The airline made Bangkok a gateway between Europe and the Asia Pacific, and fostered the international tourism industry in Thailand.

‘Direct’ flights

With the advent of the Boeing 747 the Jumbo ‘Queen of the Sky’), Thai commenced ‘direct’ flights from Bangkok to Europe, although when I first flew them to London in 1988, it still involved a Sydney to Bangkok hop, and then on to London Heathrow, with a refuelling stop in India I think, and definitely one in Bahrain.

Star Alliance

Thai Airways was one of the initial 5 airlines that founded this alliance in May 1997. Those airlines included Thai, United, Scandinavian, Air Canada and Lufthansa. Their slogan, developed by Young and Rubicam was ‘The Airline Network for Earth‘. How naff does that sound these days?

Frequent Flyer

The airline’s frequent flyer program is Royal Orchid Plus founded in 1993. I used to be a very active member, preferring Thai to take me between Sydney and Europe, or Sydney and Asia. Their angled flat seats in Business being a revelation in 2003, but then quickly becoming old fashioned along with the service by 2010. Remember British Airways introduced fully flat seats in Business in 1999 – admittedly, they made you sleep like sardines with their 8-across head to toe formation.

I upgraded from Economy to Royal Silk Class (Business) many times with points or certificates, and my first experience of the very pointy end of a 777 was in Royal First Class as the only passenger in that cabin between Bangkok and Sydney using a certificate.


The airline, already in a weak financial state, has been very badly affected by the COVID-19 pandemic. The Thai government has provided a US$1.6 billion dollar loan, with conditions, including the approval of plans for reform. Thai Airways is so wrapped up with the countries tourism economy, it is unlikely the government would let it fail. However it is in a delicate financial position which it needs to address before it can succeed.

The Future

Thai Airways have an outdated onboard product on many of its aircraft. It needs to sort out its 80 strong fleet, which is all over the place, and get rid of their final 8 ageing 747’s and the 4 oldest of their 26 strong 777 fleets. It has a bunch of aircraft on order but with delayed delivery, including A350’s. It probably needs to take a deep swallow, and take these on to keep its fleet fresh.

2PAXfly Takeout

Thai Airways has suffered from mismanagement, reputed corruption and political interference for decades. In October 2019, the Bangkok Post reported the airlines president Sumeth Damrongchaitham saying:

‘”Today I want staff to be united to overcome the obstacles. Otherwise, the national airline must close down. There is still time for a solution, but there is not much time.”

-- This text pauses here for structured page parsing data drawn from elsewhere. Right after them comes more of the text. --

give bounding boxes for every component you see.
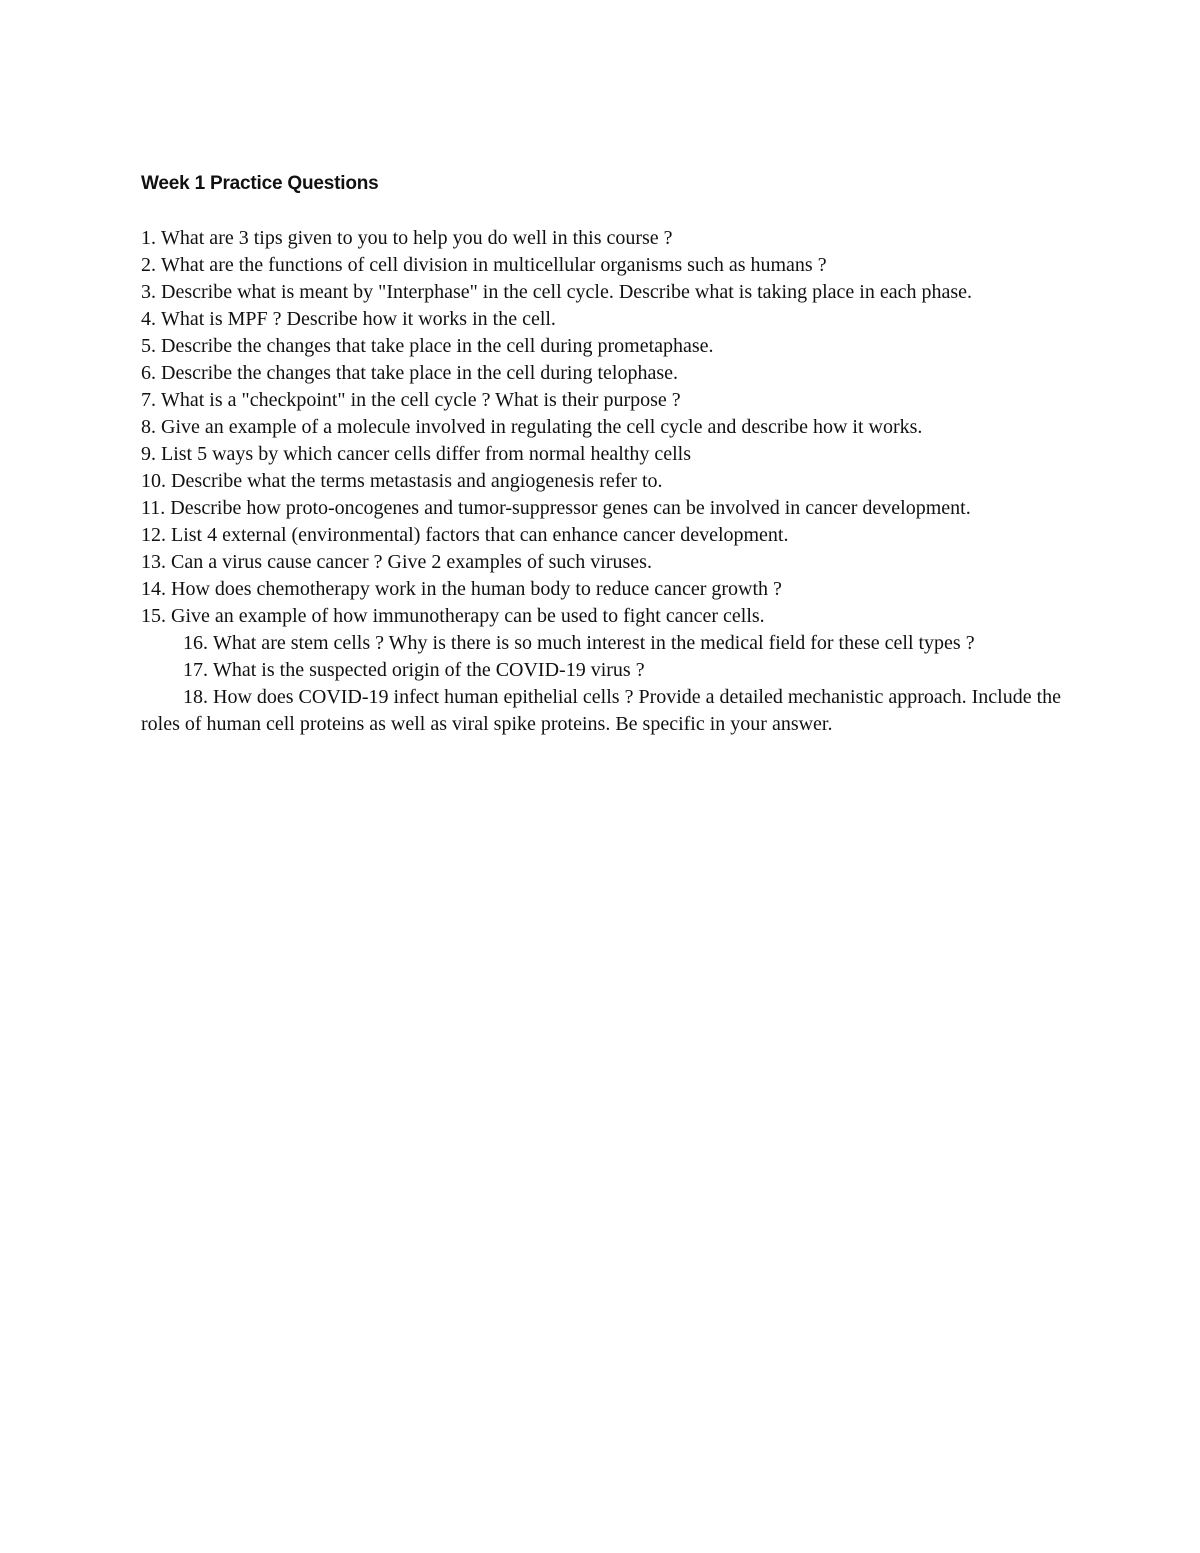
- question-number: 1.: [141, 227, 156, 249]
- question-text: What are 3 tips given to you to help you do well in this course ?: [161, 227, 673, 249]
- question-number: 18.: [183, 686, 208, 708]
- question-item: [141, 279, 1081, 306]
- question-text: How does COVID-19 infect human epithelial cells ? Provide a detailed mechanistic approach. Include the roles of human cell proteins as well as viral spike proteins. Be specific in your answer.: [141, 686, 1062, 735]
- question-text: Give an example of a molecule involved in regulating the cell cycle and describe how it works.: [161, 416, 923, 438]
- question-number: 11.: [141, 497, 166, 519]
- question-number: 6.: [141, 362, 156, 384]
- question-text: List 5 ways by which cancer cells differ from normal healthy cells: [161, 443, 692, 465]
- question-number: 9.: [141, 443, 156, 465]
- question-item: [141, 414, 1081, 441]
- question-text: What is a "checkpoint" in the cell cycle ? What is their purpose ?: [161, 389, 681, 411]
- question-item: [141, 684, 1081, 738]
- question-number: 13.: [141, 551, 166, 573]
- question-text: Describe the changes that take place in the cell during telophase.: [161, 362, 679, 384]
- question-number: 7.: [141, 389, 156, 411]
- question-item: [141, 387, 1081, 414]
- question-item: [141, 333, 1081, 360]
- question-text: How does chemotherapy work in the human body to reduce cancer growth ?: [171, 578, 782, 600]
- document-content: [141, 170, 1081, 738]
- question-number: 12.: [141, 524, 166, 546]
- question-number: 4.: [141, 308, 156, 330]
- question-number: 2.: [141, 254, 156, 276]
- question-item: [141, 522, 1081, 549]
- question-item: [141, 603, 1081, 630]
- document-title: Week 1 Practice Questions: [141, 173, 379, 194]
- question-number: 10.: [141, 470, 166, 492]
- question-text: Give an example of how immunotherapy can be used to fight cancer cells.: [171, 605, 765, 627]
- question-number: 14.: [141, 578, 166, 600]
- question-text: Describe the changes that take place in the cell during prometaphase.: [161, 335, 714, 357]
- question-item: [141, 468, 1081, 495]
- question-item: [141, 441, 1081, 468]
- question-number: 3.: [141, 281, 156, 303]
- question-number: 5.: [141, 335, 156, 357]
- question-number: 15.: [141, 605, 166, 627]
- question-list: [141, 225, 1081, 738]
- question-item: [141, 360, 1081, 387]
- question-item: [141, 576, 1081, 603]
- question-text: Describe how proto-oncogenes and tumor-suppressor genes can be involved in cancer development.: [170, 497, 971, 519]
- question-number: 8.: [141, 416, 156, 438]
- question-item: [141, 225, 1081, 252]
- question-item: [141, 306, 1081, 333]
- question-number: 17.: [183, 659, 208, 681]
- question-text: What is the suspected origin of the COVID-19 virus ?: [213, 659, 645, 681]
- question-item: [141, 630, 1081, 657]
- question-item: [141, 657, 1081, 684]
- question-text: What are the functions of cell division in multicellular organisms such as humans ?: [161, 254, 827, 276]
- question-number: 16.: [183, 632, 208, 654]
- question-text: What is MPF ? Describe how it works in the cell.: [161, 308, 556, 330]
- question-item: [141, 252, 1081, 279]
- question-text: List 4 external (environmental) factors that can enhance cancer development.: [171, 524, 789, 546]
- question-text: Describe what the terms metastasis and angiogenesis refer to.: [171, 470, 663, 492]
- question-item: [141, 495, 1081, 522]
- question-text: Describe what is meant by "Interphase" in the cell cycle. Describe what is taking place in each phase.: [161, 281, 973, 303]
- question-item: [141, 549, 1081, 576]
- question-text: Can a virus cause cancer ? Give 2 examples of such viruses.: [171, 551, 652, 573]
- question-text: What are stem cells ? Why is there is so much interest in the medical field for these cell types ?: [213, 632, 975, 654]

Bangkok Post, 22 October 2019

The Airline has an accumulated loss of some 280 billion baht or US$8.6 billion, so it’s a bit of a basket case in the light of competition from Asian based low cost carriers, not to mention the current COVID-19 crisis, which has forced it to cancel all international flights as of 25 March 2020, in answer to the Thai governments implementation of a state of emergency.

So, its a bit of a bleak anniversary, this their 60th.

For their committment to service, this is a great airline, and I for one, hope it emerges better and stronger post pandemic.